I think I’ve spotted a mistake in the Section 2.1 of the Week 4 activity on Transformers:
If we multiply (1 - mask) by -1e9 and add it to the sample input sequences, the zeros are essentially set to negative infinity. Notice the difference when taking the softmax of the original sequence and the masked sequence:
The example produces masked outputs with different dimensionality which really confused me for a while.

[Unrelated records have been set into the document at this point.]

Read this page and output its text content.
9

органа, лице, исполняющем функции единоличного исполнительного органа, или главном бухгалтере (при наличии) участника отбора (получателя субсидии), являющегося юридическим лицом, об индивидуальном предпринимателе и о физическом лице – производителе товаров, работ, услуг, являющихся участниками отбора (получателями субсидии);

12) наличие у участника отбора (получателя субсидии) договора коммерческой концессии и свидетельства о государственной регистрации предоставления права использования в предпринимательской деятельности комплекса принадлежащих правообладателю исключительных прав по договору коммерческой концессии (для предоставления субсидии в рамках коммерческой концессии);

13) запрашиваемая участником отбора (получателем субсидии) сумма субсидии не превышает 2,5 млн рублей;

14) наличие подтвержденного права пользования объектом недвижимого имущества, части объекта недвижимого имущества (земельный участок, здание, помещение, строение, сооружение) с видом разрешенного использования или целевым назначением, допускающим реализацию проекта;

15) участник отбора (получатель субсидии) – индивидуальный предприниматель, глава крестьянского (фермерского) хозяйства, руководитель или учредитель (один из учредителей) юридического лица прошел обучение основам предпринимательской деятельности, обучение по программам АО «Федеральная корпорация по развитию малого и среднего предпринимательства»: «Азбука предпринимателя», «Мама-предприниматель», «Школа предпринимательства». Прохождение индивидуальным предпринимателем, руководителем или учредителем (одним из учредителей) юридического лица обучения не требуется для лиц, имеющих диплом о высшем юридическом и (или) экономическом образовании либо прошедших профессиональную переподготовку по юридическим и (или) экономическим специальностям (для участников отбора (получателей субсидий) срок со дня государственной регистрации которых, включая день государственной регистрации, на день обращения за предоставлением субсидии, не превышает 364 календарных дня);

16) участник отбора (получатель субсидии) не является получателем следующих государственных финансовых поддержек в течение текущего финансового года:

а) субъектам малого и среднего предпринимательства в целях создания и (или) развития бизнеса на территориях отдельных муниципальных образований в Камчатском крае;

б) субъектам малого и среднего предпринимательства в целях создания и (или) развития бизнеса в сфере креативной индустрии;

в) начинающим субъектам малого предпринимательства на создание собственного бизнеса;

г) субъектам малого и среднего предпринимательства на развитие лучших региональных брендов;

I believe the cause is that create_padding_mask() adds an extra dimension:
tf.Tensor(
[[7.2876644e-01 2.6809821e-01 6.6454901e-04 6.6454901e-04 1.8064314e-03]
[8.4437378e-02 2.2952460e-01 6.2391251e-01 3.1062774e-02 3.1062774e-02]
[4.8541026e-03 4.8541026e-03 4.8541026e-03 2.6502505e-01 7.2041273e-01]], shape=(3, 5), dtype=float32)
tf.Tensor(
[[[7.2973627e-01 2.6845497e-01 0.0000000e+00 0.0000000e+00 1.8088354e-03]
[2.4472848e-01 6.6524094e-01 0.0000000e+00 0.0000000e+00 9.0030573e-02]
[6.6483547e-03 6.6483547e-03 0.0000000e+00 0.0000000e+00 9.8670328e-01]]
[[7.3057163e-01 2.6876229e-01 6.6619506e-04 0.0000000e+00 0.0000000e+00]
[9.0030573e-02 2.4472848e-01 6.6524094e-01 0.0000000e+00 0.0000000e+00]
[3.3333334e-01 3.3333334e-01 3.3333334e-01 0.0000000e+00 0.0000000e+00]]
[[0.0000000e+00 0.0000000e+00 0.0000000e+00 2.6894143e-01 7.3105860e-01]
[0.0000000e+00 0.0000000e+00 0.0000000e+00 5.0000000e-01 5.0000000e-01]
[0.0000000e+00 0.0000000e+00 0.0000000e+00 2.6894143e-01 7.3105860e-01]]], shape=(3, 3, 5), dtype=float32)
My workaround was to index into the result from create_padding_mask()
Corrected - I just reviewed the output again and my workaround is unhelpful.
Any thoughts appreciated on the cause of the change in dimensionality!